近くで見ると、六十半ばくらいの女性だった。急いでいたためか息が切れていて、大きく深呼吸をした後、話し始めた。
「永里は大丈夫なの?」
「怪我は大丈夫だけど、まだ眠ったままなんだ」
永里の父親が言い終わると、我に返って辺りを見回す。慌てて誠と先生は頭を下げた。
「失礼しました。永里の祖母です」
「私は剣道部の顧問をしています小島と申します。こちらは一緒にいた高科誠くんです」
誠は紹介されて再び頭を下げた。
「高科です」
すると、永里の祖母は時が止まったように、茫然と誠を見ていた。
「高科……。もしかして、一誠さま……?」
なぜ、それを?誠はぱっと顔を上げた。永里だって思い出していないことなのに、なぜ永里の祖母が知っているのだ。
「なんで……それを……?」
自然と口から滑り出した言葉だった。だが、誰もそんな事は知らない事実なので、すぐに誤魔化すように目を伏せた。
「その話は、また今度しようか、誠くん。どうやら私と彼は以前からの知り合いのようだったよ」
さすがに年齢を重ねると誤魔化すのが上手い。あまり怪しまれないように言ってのけると、永里の父親を促した。
「さ、早く永里に会わせてちょうだい」
「あ、ああ。先生、ありがとうございました。誠くんも気をつけて帰るんだよ」
永里の父親は挨拶をすると、永里の母親と祖母を連れて、再び元の処置室の方へ戻っていった。
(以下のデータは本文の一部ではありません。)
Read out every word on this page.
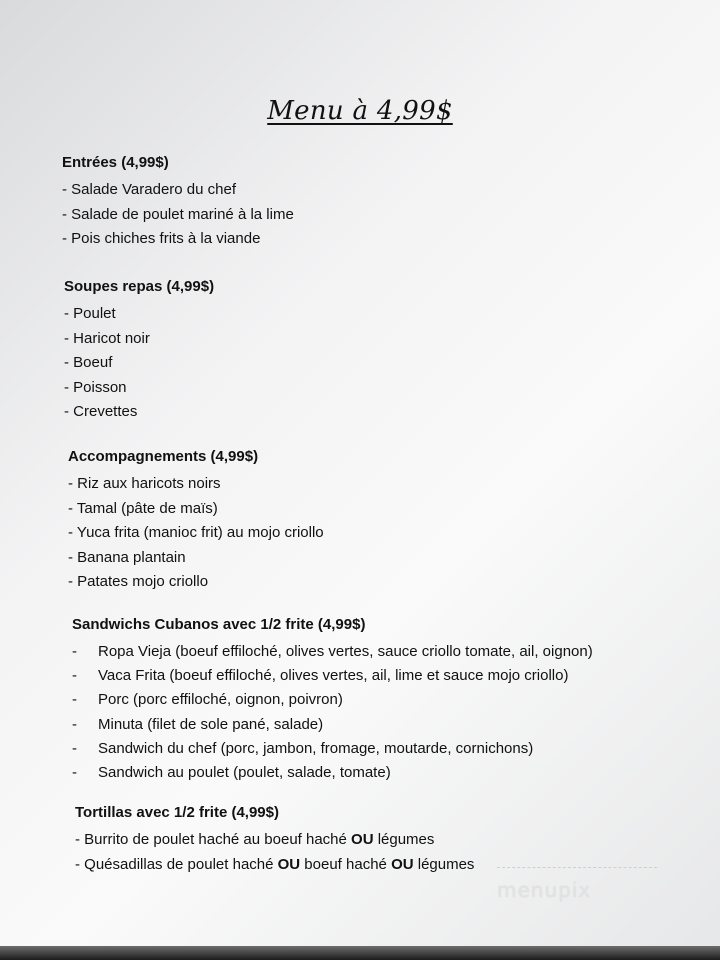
Menu à 4,99$
Entrées (4,99$)
- Salade Varadero du chef
- Salade de poulet mariné à la lime
- Pois chiches frits à la viande
Soupes repas (4,99$)
- Poulet
- Haricot noir
- Boeuf
- Poisson
- Crevettes
Accompagnements (4,99$)
- Riz aux haricots noirs
- Tamal (pâte de maïs)
- Yuca frita (manioc frit) au mojo criollo
- Banana plantain
- Patates mojo criollo
Sandwichs Cubanos avec 1/2 frite (4,99$)
- Ropa Vieja (boeuf effiloché, olives vertes, sauce criollo tomate, ail, oignon)
- Vaca Frita (boeuf effiloché, olives vertes, ail, lime et sauce mojo criollo)
- Porc (porc effiloché, oignon, poivron)
- Minuta (filet de sole pané, salade)
- Sandwich du chef (porc, jambon, fromage, moutarde, cornichons)
- Sandwich au poulet (poulet, salade, tomate)
Tortillas avec 1/2 frite (4,99$)
- Burrito de poulet haché au boeuf haché OU légumes
- Quésadillas de poulet haché OU boeuf haché OU légumes
menupix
残された誠はその後ろ姿を見送るだけだったが、内心は穏やかではない。
「送っていくから、帰ろう」
先生は誠の背中を押した。
どくん、どくん……誠の心臓が高鳴る。
俺の他にも過去を知っている人がいた!永里の祖母は自分を『一誠』だと知っていた……ということは、かつての自分の妻だった『永』は永里だと知っているはずだ。近くにいた者……女、女、いや、男かもしれない。誠は遠い記憶を巡らせる。
「あ……!」
誠が振り返ると、もうすでに永里の家族の姿はなく、ただ暗い廊下があるだけだった。思い出した……あの女は……!
「どうした?」
隣を歩く先生が不思議そうな顔をして覗き込む。
「あ、いや、何でもないです」
再び入口へと向かって歩き出した。そうだ、思い出した。あの女は佳だ。永の乳母だった佳。そうか……永里のおばあさんは佳の生まれ変わりか!頭の中で謎が解けて誠は少しすっきりした表情で病院を出た。だが、まだ不安は消えない。
「永里……」
所々に病室の灯りが漏れる病院を見上げて呟いた。